How is asking for cash/vouchers different from asking from something from a wedding list? Confused

YANBU to expect a thank you. I wrote my thank you cards the minute we were back from honeymoon.

Bottleofbeer · 06/05/2011 18:17

It's not considered rude to ask for cash as long as it's done by word of mouth, it's far ruder to include a wedding list with the invitation, it's an expectation of a gift rather than politely saying you have all you need for your home but donations towards a homneymoon/whatever would be gratefully recieved. Actual gift or donation - both cost money, in fact it's EASIER to put the cash into a card than it is to go buying specific items from a list.

Friends of mine married last year and I was a bridesmaid, it was an out of town wedding and tbh cost us an absolute fortune, literally hundreds of pounds. His mother sat at the top table opening the cards to give to the best man and was tipping the money in them into an envelope. We'd actually been pretty generous with what we gave yet others simply (and fair enough) said they'd only put X amount in as the fact they travelled, paid for the hotel etc...meant they couldn't really afford to be as generous as they normally would have. Basically I could have out a fiver in a card and they'd have been none the wiser because no note was made of who'd given what. I don't know if that bothered me or not, whether it was unreasonable of me to feel that way or not.

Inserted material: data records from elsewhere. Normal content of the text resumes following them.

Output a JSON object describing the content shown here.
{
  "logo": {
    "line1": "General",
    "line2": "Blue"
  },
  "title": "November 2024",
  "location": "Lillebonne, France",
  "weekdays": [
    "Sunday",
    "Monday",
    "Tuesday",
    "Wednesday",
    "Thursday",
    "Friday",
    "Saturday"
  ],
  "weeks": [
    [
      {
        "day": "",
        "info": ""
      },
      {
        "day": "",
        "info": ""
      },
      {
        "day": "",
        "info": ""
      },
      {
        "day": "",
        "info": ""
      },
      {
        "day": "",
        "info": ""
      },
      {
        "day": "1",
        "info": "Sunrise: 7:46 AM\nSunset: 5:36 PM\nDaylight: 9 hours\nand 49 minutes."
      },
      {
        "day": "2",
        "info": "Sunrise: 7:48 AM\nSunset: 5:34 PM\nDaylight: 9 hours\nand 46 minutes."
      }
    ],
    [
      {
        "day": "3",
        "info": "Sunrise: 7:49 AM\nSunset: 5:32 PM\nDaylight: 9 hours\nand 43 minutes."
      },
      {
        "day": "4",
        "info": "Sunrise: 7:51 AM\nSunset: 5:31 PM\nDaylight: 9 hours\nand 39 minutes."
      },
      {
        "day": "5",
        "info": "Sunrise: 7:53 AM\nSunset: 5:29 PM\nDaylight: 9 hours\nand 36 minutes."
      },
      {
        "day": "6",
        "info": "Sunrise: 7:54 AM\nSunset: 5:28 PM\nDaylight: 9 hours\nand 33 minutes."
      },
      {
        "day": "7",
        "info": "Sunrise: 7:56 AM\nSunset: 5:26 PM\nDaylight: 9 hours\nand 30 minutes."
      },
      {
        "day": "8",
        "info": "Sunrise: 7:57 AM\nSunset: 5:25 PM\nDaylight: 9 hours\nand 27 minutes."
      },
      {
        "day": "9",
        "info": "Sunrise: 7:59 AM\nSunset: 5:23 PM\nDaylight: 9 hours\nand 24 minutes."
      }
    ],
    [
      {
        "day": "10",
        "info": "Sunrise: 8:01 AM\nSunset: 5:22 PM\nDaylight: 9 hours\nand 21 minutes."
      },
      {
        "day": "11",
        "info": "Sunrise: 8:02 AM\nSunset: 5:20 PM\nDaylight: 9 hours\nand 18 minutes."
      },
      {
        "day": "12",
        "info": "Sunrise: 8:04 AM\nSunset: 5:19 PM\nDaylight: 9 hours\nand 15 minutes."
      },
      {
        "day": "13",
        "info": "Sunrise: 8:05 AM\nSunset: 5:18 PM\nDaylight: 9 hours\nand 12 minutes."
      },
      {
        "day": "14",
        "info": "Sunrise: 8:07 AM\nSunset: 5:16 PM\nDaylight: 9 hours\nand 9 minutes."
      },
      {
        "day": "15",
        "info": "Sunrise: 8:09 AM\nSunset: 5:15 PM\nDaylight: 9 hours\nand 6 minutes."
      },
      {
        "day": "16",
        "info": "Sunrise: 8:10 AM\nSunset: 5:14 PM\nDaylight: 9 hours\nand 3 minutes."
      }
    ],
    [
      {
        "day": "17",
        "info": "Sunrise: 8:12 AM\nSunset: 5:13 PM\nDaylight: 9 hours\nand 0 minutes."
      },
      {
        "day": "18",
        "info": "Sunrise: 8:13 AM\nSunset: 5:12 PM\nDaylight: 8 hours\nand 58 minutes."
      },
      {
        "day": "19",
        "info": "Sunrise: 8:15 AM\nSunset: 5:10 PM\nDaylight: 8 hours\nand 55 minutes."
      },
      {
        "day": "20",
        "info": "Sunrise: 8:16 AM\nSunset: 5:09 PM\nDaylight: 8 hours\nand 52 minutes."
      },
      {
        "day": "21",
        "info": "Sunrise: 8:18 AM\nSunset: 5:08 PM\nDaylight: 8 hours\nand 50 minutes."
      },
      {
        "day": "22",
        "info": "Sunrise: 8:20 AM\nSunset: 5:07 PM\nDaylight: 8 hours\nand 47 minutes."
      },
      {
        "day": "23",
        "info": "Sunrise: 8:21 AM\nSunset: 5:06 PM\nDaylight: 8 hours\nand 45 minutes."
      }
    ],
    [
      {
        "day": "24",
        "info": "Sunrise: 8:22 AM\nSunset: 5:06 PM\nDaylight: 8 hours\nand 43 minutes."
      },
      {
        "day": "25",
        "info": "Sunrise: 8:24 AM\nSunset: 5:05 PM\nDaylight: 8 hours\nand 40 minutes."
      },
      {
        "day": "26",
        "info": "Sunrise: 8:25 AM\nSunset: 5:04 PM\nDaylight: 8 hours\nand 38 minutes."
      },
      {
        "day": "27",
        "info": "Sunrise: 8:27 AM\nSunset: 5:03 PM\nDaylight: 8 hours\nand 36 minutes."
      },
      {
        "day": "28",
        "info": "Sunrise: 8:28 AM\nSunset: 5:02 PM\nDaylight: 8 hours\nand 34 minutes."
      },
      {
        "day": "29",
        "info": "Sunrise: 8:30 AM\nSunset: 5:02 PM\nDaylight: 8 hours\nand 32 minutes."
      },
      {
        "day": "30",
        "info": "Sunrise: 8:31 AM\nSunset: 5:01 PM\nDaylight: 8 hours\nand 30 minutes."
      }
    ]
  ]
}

No thankyou either. But hey ho.

rubyrubyruby · 06/05/2011 18:29

This reply has been deleted

Message withdrawn at poster's request.

redexpat · 06/05/2011 19:55

Um I think I may get flamed, but it took me 6 months to write my thank yous. We had a British wedding and Danish blessing. The British side was wonderful. The danish side was huge and really stressful and I was really overwhelmed. Also we had to wait 4 weeks for the thank you cards to be printed as tradition in Dk is to use a pic of the bride and groom. For that number of cards it was cheaper and easier to get them printed. After the wedding I was depressed and just couldn't face writing the cards until the evenings got lighter. I wasn't being rude, I knew I had to do them, I wanted to thank people, but it was just a mammoth task that I couldn't face.